It’s always exciting to move into a new house. That sense of expectation, of planning where to arrange things, that glorious feeling of being home. It’s probably less thrilling if you’ve moved into your new home because the bank foreclosed on the old house. Even less so if the new place is half the size of the old one and you lost all of your furniture and savings in the move…and half your family was in the clutches of murderous marauders from the north. I’m just saying.
Such was the fate of the Southern Song, founded this date in 1127 after losing their capital, an emperor, most of the imperial family, and the top half of China to the Jurchen invaders of the Jin Dynasty. No worries though. Within 150 years years they’d lose the bottom half too, this time to the Mongols of the Yuan Dynasty. Whoopsie.
Sadder still, on June 12, 1127 the Southern Song weren’t even really moved in yet, it would be little while longer before a new capital was established at Lin’an (present day Hangzhou).
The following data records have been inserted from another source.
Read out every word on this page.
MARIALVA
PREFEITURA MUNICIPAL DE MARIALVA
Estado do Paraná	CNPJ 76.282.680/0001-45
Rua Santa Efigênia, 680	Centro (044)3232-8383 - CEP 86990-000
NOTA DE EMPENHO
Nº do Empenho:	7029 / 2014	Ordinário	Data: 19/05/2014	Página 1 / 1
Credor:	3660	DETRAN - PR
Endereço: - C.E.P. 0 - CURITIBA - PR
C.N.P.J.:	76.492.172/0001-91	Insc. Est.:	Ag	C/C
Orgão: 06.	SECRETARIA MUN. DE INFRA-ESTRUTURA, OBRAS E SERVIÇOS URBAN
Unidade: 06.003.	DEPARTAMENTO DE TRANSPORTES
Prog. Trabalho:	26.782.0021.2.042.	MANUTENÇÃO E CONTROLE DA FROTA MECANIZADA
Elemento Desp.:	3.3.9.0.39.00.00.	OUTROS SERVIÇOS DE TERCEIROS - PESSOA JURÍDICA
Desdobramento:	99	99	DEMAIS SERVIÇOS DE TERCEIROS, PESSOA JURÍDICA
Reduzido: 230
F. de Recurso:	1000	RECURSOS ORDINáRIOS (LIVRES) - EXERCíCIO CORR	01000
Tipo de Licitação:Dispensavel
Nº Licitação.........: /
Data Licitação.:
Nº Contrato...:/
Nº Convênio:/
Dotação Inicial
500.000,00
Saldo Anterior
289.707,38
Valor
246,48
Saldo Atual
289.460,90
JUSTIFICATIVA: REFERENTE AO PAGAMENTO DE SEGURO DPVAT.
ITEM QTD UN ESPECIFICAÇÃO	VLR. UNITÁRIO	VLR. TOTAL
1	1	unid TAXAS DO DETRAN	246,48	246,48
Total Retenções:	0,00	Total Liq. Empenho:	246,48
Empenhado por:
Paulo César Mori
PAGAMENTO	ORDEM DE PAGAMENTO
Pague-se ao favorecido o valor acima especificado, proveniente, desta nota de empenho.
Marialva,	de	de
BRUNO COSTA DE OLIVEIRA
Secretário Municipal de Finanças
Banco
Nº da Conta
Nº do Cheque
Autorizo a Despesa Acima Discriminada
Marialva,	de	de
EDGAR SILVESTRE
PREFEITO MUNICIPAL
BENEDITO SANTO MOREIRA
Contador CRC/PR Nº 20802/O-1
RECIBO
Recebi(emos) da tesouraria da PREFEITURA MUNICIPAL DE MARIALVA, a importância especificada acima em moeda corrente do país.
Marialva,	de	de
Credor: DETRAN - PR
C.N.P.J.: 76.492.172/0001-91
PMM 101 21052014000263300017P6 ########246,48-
Yep, they founded the new dynasty while, in imperial and dynastic terms, they were still sleeping in the Ryder truck.
That said, the Southern Song was a time of economic growth, a vigorous intellectual and artistic environment, and a dynamic society especially in the cities–at least until the Mongols crashed the party in the late-13th century.
Anyway…happy anniversary Southern Song!
Geez, with that first paragraph you had me thinking my in-laws had been raiding Dongzhimen Nei and had neglected to invite me along for the party….. But the last time they did that was back in the Warring States.